The U.S. Postal Service's cost-saving measure to no longer deliver letters on Saturdays is slated to begin later this summer, according to the media representative for Upper Peninsula post offices.
"It will begin the week of Aug. 5. We're required to give a six-month advance notice," explained Sabrina Todd, media relations coordinator in Grand Rapids.
The decision to no longer deliver letters and magazines on Saturdays is expected to save the financially-struggling postal service $2 billion a year nationwide once the change is in place, Todd said in a telephone interview with the Daily Press on Wednesday.
"Our financial situation is very critical," she said, adding the postal service has been experiencing a decrease in the volume of first class mail since 2006.
"Our package business is growing so we are going to maintain delivery of packages on Saturdays," she said.
Nationwide, the agency's package delivery has increased by 14 percent since 2010, while the delivery of letters and other mail has declined due to increased use of Internet services such as email.
Though decreased letter volume is partially to blame for the postal service's financial woes, rising mandatory costs for future retiree health benefits affects the agency's pocketbook the most, said officials who announced the delivery change on Wednesday.
Once the Monday-through-Friday mail delivery is in place, post offices which currently have window services available to the public on Saturdays will continue to be open to receive outgoing mail and sell stamps and retail products as usual on Saturdays, Todd said.
Mail delivery to post office boxes will also continue as usual on Saturdays, she said.
Besides not receiving letters and magazines on Saturdays, the change is not expected to impact local customers otherwise, Todd said. A survey of customers showed that 70 percent agree the cost-saving measure makes the postal service financially responsible, she noted.
No Saturday mail delivery on city and rural routes is expected to create savings on transportation expenses and employee hours.
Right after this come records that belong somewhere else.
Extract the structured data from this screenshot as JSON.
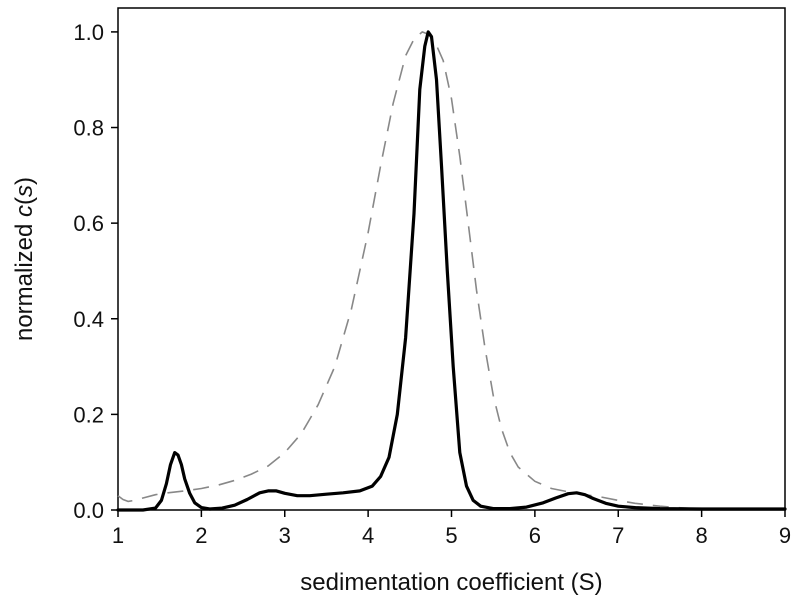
{
  "chart_data": {
    "type": "line",
    "title": "",
    "xlabel": "sedimentation coefficient (S)",
    "ylabel": {
      "prefix": "normalized ",
      "italic": "c",
      "open": "(",
      "var": "s",
      "close": ")"
    },
    "xlim": [
      1,
      9
    ],
    "ylim": [
      0,
      1.05
    ],
    "x_ticks": [
      "1",
      "2",
      "3",
      "4",
      "5",
      "6",
      "7",
      "8",
      "9"
    ],
    "y_ticks": [
      "0.0",
      "0.2",
      "0.4",
      "0.6",
      "0.8",
      "1.0"
    ],
    "grid": false,
    "series": [
      {
        "style": "solid",
        "color": "#000000",
        "x": [
          1.0,
          1.3,
          1.45,
          1.52,
          1.58,
          1.63,
          1.68,
          1.72,
          1.76,
          1.8,
          1.86,
          1.92,
          2.0,
          2.1,
          2.25,
          2.4,
          2.55,
          2.7,
          2.8,
          2.9,
          3.0,
          3.15,
          3.3,
          3.5,
          3.7,
          3.9,
          4.05,
          4.15,
          4.25,
          4.35,
          4.45,
          4.55,
          4.62,
          4.68,
          4.72,
          4.76,
          4.82,
          4.88,
          4.95,
          5.02,
          5.1,
          5.18,
          5.26,
          5.35,
          5.5,
          5.7,
          5.9,
          6.1,
          6.25,
          6.4,
          6.5,
          6.6,
          6.7,
          6.85,
          7.0,
          7.2,
          7.5,
          8.0,
          8.5,
          9.0
        ],
        "y": [
          0.0,
          0.0,
          0.004,
          0.02,
          0.055,
          0.095,
          0.12,
          0.115,
          0.095,
          0.065,
          0.035,
          0.015,
          0.005,
          0.002,
          0.004,
          0.01,
          0.022,
          0.036,
          0.04,
          0.04,
          0.035,
          0.03,
          0.03,
          0.033,
          0.036,
          0.04,
          0.05,
          0.07,
          0.11,
          0.2,
          0.36,
          0.62,
          0.88,
          0.97,
          1.0,
          0.99,
          0.9,
          0.72,
          0.5,
          0.3,
          0.12,
          0.05,
          0.02,
          0.008,
          0.003,
          0.003,
          0.006,
          0.015,
          0.025,
          0.034,
          0.036,
          0.032,
          0.024,
          0.014,
          0.008,
          0.005,
          0.003,
          0.002,
          0.002,
          0.002
        ]
      },
      {
        "style": "dashed",
        "color": "#888888",
        "x": [
          1.0,
          1.06,
          1.12,
          1.2,
          1.3,
          1.45,
          1.6,
          1.8,
          2.0,
          2.2,
          2.4,
          2.6,
          2.8,
          3.0,
          3.2,
          3.4,
          3.6,
          3.8,
          4.0,
          4.15,
          4.3,
          4.45,
          4.55,
          4.65,
          4.72,
          4.8,
          4.9,
          5.0,
          5.1,
          5.2,
          5.3,
          5.4,
          5.5,
          5.6,
          5.7,
          5.8,
          6.0,
          6.2,
          6.4,
          6.6,
          6.8,
          7.0,
          7.2,
          7.5,
          7.8,
          8.0,
          8.5,
          9.0
        ],
        "y": [
          0.03,
          0.022,
          0.018,
          0.02,
          0.025,
          0.032,
          0.036,
          0.04,
          0.045,
          0.052,
          0.062,
          0.075,
          0.092,
          0.12,
          0.16,
          0.22,
          0.3,
          0.42,
          0.58,
          0.72,
          0.85,
          0.95,
          0.985,
          1.0,
          0.995,
          0.98,
          0.94,
          0.86,
          0.74,
          0.6,
          0.46,
          0.34,
          0.24,
          0.17,
          0.12,
          0.09,
          0.06,
          0.045,
          0.038,
          0.032,
          0.027,
          0.02,
          0.014,
          0.008,
          0.004,
          0.002,
          0.001,
          0.001
        ]
      }
    ]
  }
}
The impact on personnel is uncertain at this time, Todd said, adding officials are meeting with union representatives on the upcoming delivery change.
In an effort to save on costs, the postal service has been restructuring its retail, delivery and mail-processing operations in recent years. Since 2006, the self-funded agency has cut costs by about $15 billion a year, reduced its career workforce by 28 percent (193,000 workers), and consolidated more than 200 mail-processing facilities.
The postal service, an independent agency, does not receive taxes for daily operations.